If last commit was within last week, mark repository as active, otherwise do nothing.

if [ $days -lt 8 ]; then
   echo Repository active : $days days
   alive=1
else
    echo "[WARNING] Repository not updated : event<${{ github.event_name }}> not allowed to modify stale repository"
fi

At long last, save local variable as global one if there is work to be done.
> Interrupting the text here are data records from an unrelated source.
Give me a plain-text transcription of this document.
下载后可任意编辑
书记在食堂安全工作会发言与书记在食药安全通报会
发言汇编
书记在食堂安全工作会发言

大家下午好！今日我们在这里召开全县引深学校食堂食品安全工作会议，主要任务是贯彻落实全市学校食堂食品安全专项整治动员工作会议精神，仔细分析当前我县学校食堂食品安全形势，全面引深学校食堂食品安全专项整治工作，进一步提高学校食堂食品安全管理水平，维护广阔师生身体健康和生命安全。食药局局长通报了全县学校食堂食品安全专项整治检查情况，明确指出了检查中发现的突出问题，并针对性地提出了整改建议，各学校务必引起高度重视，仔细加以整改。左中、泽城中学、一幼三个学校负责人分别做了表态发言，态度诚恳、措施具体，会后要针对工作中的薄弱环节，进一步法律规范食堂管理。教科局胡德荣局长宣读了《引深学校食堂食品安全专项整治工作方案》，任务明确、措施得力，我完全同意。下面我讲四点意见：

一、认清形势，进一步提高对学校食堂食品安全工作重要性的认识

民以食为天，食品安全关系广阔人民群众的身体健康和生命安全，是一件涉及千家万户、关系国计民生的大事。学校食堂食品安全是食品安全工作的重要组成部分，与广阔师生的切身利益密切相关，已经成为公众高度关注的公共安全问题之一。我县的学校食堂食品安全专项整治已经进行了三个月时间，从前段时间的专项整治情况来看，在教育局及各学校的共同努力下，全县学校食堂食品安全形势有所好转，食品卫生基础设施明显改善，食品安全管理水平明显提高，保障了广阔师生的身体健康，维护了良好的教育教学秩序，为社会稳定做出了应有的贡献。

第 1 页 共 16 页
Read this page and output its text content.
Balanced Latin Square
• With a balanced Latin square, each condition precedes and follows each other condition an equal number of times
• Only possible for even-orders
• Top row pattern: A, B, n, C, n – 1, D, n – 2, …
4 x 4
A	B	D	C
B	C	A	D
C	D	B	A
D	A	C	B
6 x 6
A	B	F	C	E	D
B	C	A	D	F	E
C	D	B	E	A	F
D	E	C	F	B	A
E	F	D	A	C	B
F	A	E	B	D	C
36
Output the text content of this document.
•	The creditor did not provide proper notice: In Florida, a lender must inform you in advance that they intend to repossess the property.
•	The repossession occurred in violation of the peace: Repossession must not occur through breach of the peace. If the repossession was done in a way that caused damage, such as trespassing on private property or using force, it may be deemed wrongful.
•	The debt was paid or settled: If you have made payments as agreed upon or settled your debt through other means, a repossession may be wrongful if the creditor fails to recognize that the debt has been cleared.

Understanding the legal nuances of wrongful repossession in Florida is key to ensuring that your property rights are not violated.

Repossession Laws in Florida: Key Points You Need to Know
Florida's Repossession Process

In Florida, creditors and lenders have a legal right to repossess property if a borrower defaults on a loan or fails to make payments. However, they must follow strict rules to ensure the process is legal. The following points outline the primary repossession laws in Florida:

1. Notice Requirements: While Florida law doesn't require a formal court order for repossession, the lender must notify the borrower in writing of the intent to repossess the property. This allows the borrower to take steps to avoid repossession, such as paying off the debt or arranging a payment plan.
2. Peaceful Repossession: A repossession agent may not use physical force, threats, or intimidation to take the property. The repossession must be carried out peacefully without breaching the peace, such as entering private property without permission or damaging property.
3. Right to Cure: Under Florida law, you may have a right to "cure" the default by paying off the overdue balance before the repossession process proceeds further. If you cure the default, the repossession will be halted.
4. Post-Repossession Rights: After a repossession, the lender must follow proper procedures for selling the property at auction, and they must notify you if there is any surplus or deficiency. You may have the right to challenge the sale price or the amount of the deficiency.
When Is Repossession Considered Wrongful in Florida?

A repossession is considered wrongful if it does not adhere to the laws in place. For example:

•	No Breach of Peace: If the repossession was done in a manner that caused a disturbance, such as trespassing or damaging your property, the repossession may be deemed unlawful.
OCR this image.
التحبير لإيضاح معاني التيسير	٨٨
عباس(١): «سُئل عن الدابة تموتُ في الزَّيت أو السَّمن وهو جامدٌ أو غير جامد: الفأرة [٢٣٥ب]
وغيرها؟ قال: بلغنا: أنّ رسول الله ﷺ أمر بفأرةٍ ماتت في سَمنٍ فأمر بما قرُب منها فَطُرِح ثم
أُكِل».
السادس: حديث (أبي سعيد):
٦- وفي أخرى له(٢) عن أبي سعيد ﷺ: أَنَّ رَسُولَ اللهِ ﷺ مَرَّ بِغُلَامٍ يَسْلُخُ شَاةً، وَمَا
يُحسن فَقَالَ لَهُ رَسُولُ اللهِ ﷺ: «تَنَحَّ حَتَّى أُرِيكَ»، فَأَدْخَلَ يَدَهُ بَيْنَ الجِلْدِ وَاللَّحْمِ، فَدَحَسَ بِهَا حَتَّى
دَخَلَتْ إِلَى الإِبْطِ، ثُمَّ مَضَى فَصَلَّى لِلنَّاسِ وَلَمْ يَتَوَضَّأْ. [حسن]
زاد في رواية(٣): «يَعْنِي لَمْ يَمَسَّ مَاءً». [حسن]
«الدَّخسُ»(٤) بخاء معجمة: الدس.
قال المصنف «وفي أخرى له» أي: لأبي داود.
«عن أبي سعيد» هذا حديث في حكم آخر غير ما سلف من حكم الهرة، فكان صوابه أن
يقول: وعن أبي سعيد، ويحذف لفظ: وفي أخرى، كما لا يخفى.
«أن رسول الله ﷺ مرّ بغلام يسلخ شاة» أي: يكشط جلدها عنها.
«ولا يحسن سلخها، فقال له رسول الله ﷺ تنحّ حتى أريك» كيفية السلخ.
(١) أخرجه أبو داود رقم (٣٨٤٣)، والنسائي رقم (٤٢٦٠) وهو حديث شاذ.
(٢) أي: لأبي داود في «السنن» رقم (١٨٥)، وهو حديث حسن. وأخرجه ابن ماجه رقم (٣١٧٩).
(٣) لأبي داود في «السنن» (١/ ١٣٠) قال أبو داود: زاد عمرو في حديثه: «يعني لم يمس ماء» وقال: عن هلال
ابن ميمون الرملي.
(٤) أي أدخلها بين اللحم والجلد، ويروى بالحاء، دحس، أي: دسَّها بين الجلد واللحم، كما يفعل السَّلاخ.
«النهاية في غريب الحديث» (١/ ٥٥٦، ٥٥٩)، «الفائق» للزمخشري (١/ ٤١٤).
It is important to use ::set-env (or ::set-output) here so variable can be checked before step is executed.

if [ $alive -eq 1 ]; then
   echo ::set-env name=GHA_REPO_ALIVE::true
fi

All steps after activity check should check this global variable before doing anything to save time and/or money.

- name: Clone
  if:   env.GHA_REPO_ALIVE == 'true'
  uses: actions/checkout@v2

In wild:


Now about adopting such solution to your case:

If you are not commiting back results, you can simplify first part by grabbing last commit (despite of author) from API and check elapsed hours. Repository should be marked as active if there was any commit in last 24h.

If you just want to run build, you could ignore parts checking repository_dispatch or push scenarios. However, i found it pretty useful to have some non-schedule trigger for running build without waiting; i'd highly recommend to keep that for future tweaks.

Few ms could be saved by skipping author/url extraction and disable logging ;)

There are probably actions around which provides same functionality, but i feel shell script + API always will be faster. There's also a chance they would do exactly same thing, just "wasting" extra time needed to download and execute action.